国家保安局を名乗る男たちにカツアゲされ「なんとしてでも国家が隠したい秘密があるんだ!」と息巻くお子様モルダーと「それがUFOとは限らない。軍の新兵器であれば機密にしたいのは当然」となだめるスカリーママ。興奮のあまり論点がズレてしまい「じゃあ!じゃあさ! 仮にそれが戦闘機だとしても、だからといって人の命を犠牲にしてもいいのか?」とわめくモルダーを「それは今私たちがどうこう言う問題じゃないわ」と一刀両断(笑) そりゃそうだ。


早くも第1種接近遭遇。

スカリーを出し抜いて、単身で基地に忍び込んだモルダー坊や。夜を迎えてすぐさま、かのJ・アレン・ハイネック博士の定義によるところの"第1種接近遭遇"を体験してしまいます。『未知との遭遇』をも凌ぐ急展開(笑) 地球外のものなのか、米軍が製造したものなのか、見た目だけでは判断できませんが、いずれにせよとてつもない性能の飛行物体。
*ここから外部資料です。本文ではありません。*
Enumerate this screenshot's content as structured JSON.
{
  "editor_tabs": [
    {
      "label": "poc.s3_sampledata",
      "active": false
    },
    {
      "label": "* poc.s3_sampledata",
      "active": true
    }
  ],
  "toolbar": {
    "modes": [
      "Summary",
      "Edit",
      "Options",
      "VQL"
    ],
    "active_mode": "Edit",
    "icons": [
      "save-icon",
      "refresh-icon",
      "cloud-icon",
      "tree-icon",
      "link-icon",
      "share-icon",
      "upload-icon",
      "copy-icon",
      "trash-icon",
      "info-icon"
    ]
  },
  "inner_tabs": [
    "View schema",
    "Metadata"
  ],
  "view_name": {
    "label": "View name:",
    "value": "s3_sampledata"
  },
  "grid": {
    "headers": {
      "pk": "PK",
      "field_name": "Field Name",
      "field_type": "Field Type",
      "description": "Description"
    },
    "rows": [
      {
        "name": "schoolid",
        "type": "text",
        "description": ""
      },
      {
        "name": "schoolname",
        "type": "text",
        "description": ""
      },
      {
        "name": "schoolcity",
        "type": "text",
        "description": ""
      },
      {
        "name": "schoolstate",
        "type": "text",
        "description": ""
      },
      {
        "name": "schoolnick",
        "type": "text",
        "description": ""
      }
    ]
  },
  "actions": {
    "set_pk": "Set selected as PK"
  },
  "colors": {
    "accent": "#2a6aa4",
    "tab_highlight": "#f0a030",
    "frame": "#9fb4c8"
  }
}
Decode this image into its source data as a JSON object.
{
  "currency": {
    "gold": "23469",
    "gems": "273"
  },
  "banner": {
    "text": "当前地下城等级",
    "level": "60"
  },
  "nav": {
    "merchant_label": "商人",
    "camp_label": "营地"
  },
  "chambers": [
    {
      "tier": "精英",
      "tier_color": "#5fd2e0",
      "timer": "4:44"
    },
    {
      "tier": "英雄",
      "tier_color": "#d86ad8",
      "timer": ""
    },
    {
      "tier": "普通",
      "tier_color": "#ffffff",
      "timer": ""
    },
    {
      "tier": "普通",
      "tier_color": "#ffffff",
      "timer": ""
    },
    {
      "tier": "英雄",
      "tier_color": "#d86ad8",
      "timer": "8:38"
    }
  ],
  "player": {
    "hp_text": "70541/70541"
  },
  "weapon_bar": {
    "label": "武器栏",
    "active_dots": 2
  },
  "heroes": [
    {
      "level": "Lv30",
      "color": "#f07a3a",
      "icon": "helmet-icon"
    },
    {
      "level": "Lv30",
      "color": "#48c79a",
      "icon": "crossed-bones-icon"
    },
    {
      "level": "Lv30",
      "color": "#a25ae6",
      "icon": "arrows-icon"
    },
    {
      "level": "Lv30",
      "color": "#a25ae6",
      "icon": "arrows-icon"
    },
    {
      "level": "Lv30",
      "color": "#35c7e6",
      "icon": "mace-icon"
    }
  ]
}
茫然と見送るモルダーは、基地のMPに捕えられ、おそらくはブダハスらと同じような記憶消去の措置を受けてしまいます。あー、勿体ない。途中で下の写真のようなシルエットも目撃するのですが、それもきっと彼の記憶からは消されたのでしょう。それにしても、このシルエット、シーズン10(『X-ファイル2016』)の冒頭に出てきたUFOにそっくり。


なぜ横に逃げないのか。

こちら捕まる直前のモルダーさんのお姿ですが、こういうシーンってよくありますよね。その度に「なんで横に逃げないのか」と思うわけですが、人間ってこういう状況になると真っ直ぐ逃げちゃうんでしょうか? こういう目にあったことがないので、わかりませんが・・・。


腑抜けてしまいました。

ドラマの中ではなにやら目薬みたいなものをさされるとこまでしかありませんでしたが、何をされたのか、まったくもって茫然自失、腑抜けのモルダー。状況が把握できないまま、スカリーに救われます。なにやってんだかなー・・・もう。

 

全ては無かったことに・・・。

頼みの綱だったブダハズ家に立ち寄ってみるものの、妻・アニータも何者かから警告を受けたのか、モルダーたちをシャットアウト。扉の向こうで「今度は誰だ!」とブダハズが叫んでいるので、きっとそうなのでしょう。全ての証拠を失ってしまったも同然の状況でも食い下がるモルダーに、スカリーが爆発。「もうたくさんだわ・・・」とつぶやいたスカリーは何を思ったのか。懐疑派であるスカリーにとっても、不可解な事が多すぎた今回の事件。一番ストレスが溜まっているのは、彼女のような気がするのは僕だけでしょうか?(笑)


今週の気になるキャスト。

今回、僕が選んだのはこの方。ブダハズ夫人、アニータを演じたガブリエル・ローズ。最近のTwitterを見ると、すっかり恰幅も良くなってしまわれましたが、クリス・カーターの『ミレニアム』の他、『ユーリカ』『ダークエンジェル』『FRINGE』などなど、僕の好きなドラマに良く登場されています。どことなくシガニー・ウィーバーにも似てると思いません?